In Italia più di 250.000 bambini sono allergici: un problema in aumento. Ecco i consigli per limitare i rischi.

Bimbi: è boom di allergie alimentari © Photos.com Sanihelp.it - Al via la campagna informativa di SIAIP (Società italiana di Allergologia e Immunologia Pediatrica) volta a educare e sensibilizzare i genitori sul crescente problema delle allergie in età pediatrica.

«Negli ultimi 20 anni si è assistito a un aumento allarmante di manifestazione allergiche nei bambini. Con questa campagna la SIAIP vuole mettere in evidenza il ruolo importantissimo che può avere la prevenzione, con l’obiettivo di diffondere informazioni rispetto ai comportamenti e alle scelte più appropriate per i propri bambini», afferma Luciana Indinnimeo, Past-President SIAIP.

Quello delle allergie alimentari infantili è un tema di cui molto si discute ma poco si sa, spesso accompagnato da falsi miti e leggende; è necessario dunque intervenire in modo efficace dal momento che le allergie alimentari spesso determinano altre forme di allergie, come quelle respiratorie, con effetti significativi sulla qualità della vita.

«Le allergie più diffuse nei primi anni di vita sono quelle alimentari e in particolare alle proteine del latte vaccino (APLV), che in Italia vede coinvolti circa 100.000 bambini in età pre-scolare – continua Luciana Indinnimeo – Molti genitori iniziano a preoccuparsi delle allergie solo dallo svezzamento in poi, in realtà i primi mesi di vita sono particolarmente critici.

Per questo è importante sottolineare l’importanza del latte materno, scelta da privilegiare per tutti i piccoli e in particolare nei lattanti a rischio allergico, vista l’azione protettiva dell’allattamento al seno. In caso di mancanza di latte materno, è bene ricordare che il pediatra resta la figura di riferimento principale».

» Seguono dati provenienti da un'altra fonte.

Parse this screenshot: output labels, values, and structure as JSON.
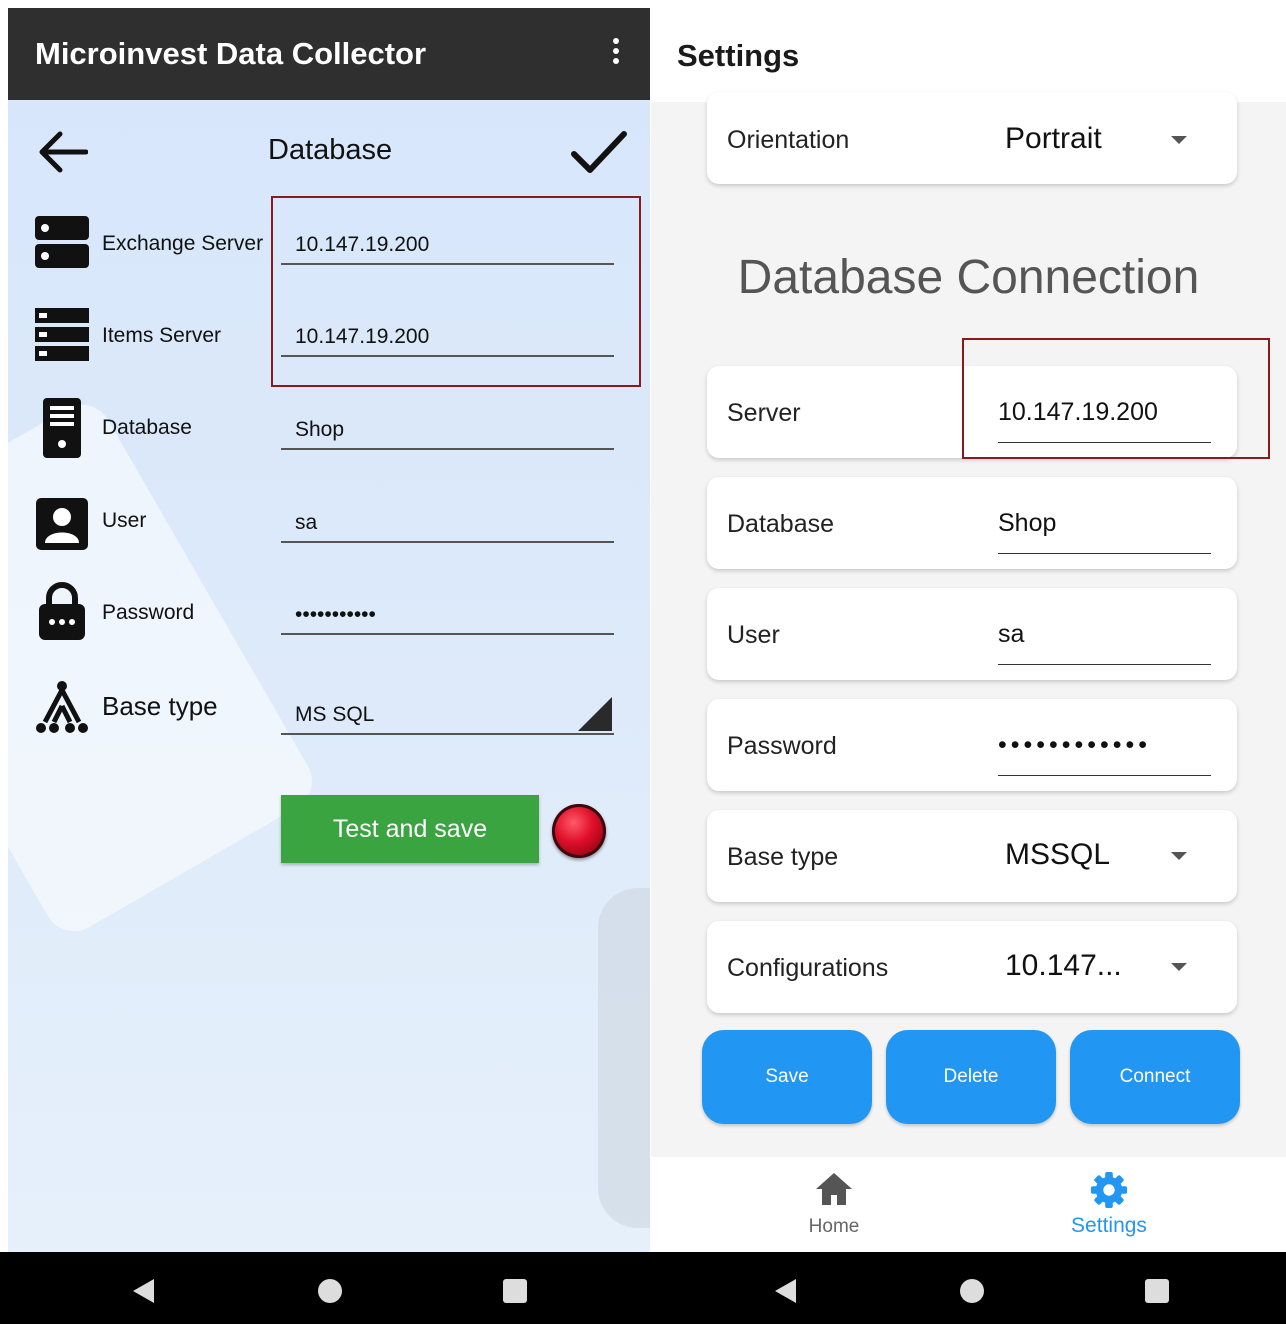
{
  "left": {
    "app_title": "Microinvest Data Collector",
    "page_title": "Database",
    "rows": [
      {
        "label": "Exchange Server",
        "value": "10.147.19.200"
      },
      {
        "label": "Items Server",
        "value": "10.147.19.200"
      },
      {
        "label": "Database",
        "value": "Shop"
      },
      {
        "label": "User",
        "value": "sa"
      },
      {
        "label": "Password",
        "value": "•••••••••••"
      },
      {
        "label": "Base type",
        "value": "MS SQL"
      }
    ],
    "test_button": "Test and save",
    "status_color": "#e0102a"
  },
  "right": {
    "title": "Settings",
    "orientation": {
      "label": "Orientation",
      "value": "Portrait"
    },
    "section_title": "Database Connection",
    "server": {
      "label": "Server",
      "value": "10.147.19.200"
    },
    "database": {
      "label": "Database",
      "value": "Shop"
    },
    "user": {
      "label": "User",
      "value": "sa"
    },
    "password": {
      "label": "Password",
      "value": "••••••••••••"
    },
    "base_type": {
      "label": "Base type",
      "value": "MSSQL"
    },
    "configurations": {
      "label": "Configurations",
      "value": "10.147..."
    },
    "buttons": {
      "save": "Save",
      "delete": "Delete",
      "connect": "Connect"
    },
    "nav": {
      "home": "Home",
      "settings": "Settings"
    },
    "accent_color": "#2196f3"
  },
  "icons": {
    "back": "arrow-left-icon",
    "confirm": "check-icon",
    "menu": "more-vertical-icon",
    "exchange_server": "server-icon",
    "items_server": "server-stack-icon",
    "database": "database-icon",
    "user": "user-icon",
    "password": "lock-icon",
    "base_type": "hierarchy-icon",
    "home": "home-icon",
    "settings": "gear-icon"
  }
}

In caso di rischio allergico, è bene: 

- Allattare al seno in modo esclusivo per i primi 6 mesi di vita e proseguire con l’allattamento materno durante l’intero periodo dello svezzamento.
- Iniziare lo svezzamento preferibilmente tra 4 e 6 mesi di vita, perché prima l’organismo del bambino non è ancora pronto ad accettare alimenti diversi dal latte.
- Dall’inizio dello svezzamento in poi, programmare l'inserimento graduale di tutti gli alimenti.
- Proporre un nuovo alimento alla volta, per facilitare l’accettazione e individuare tempestivamente eventuali allergie.
- Per precauzione, è possibile rimandare dopo il 1°anno di vita l’inserimento di kiwi, sedano, frutta a guscio, crostacei.

Il progetto prevede la realizzazione di leaflet informativi e azioni divulgative sui media, nelle sale d’attesa dei pediatri e online. Dal 5 febbraio è online il sito www.allergiebaby.it, dove trovare tante informazioni utili sulle allergie. Si sottolinea per esempio quanto la familiarità allergica sia un fattore chiave da prendere in considerazione: è sufficiente che mamma o papà, fratello o sorella siano allergici per aumentare fino a oltre il 50% il rischio di allergia nel piccolo.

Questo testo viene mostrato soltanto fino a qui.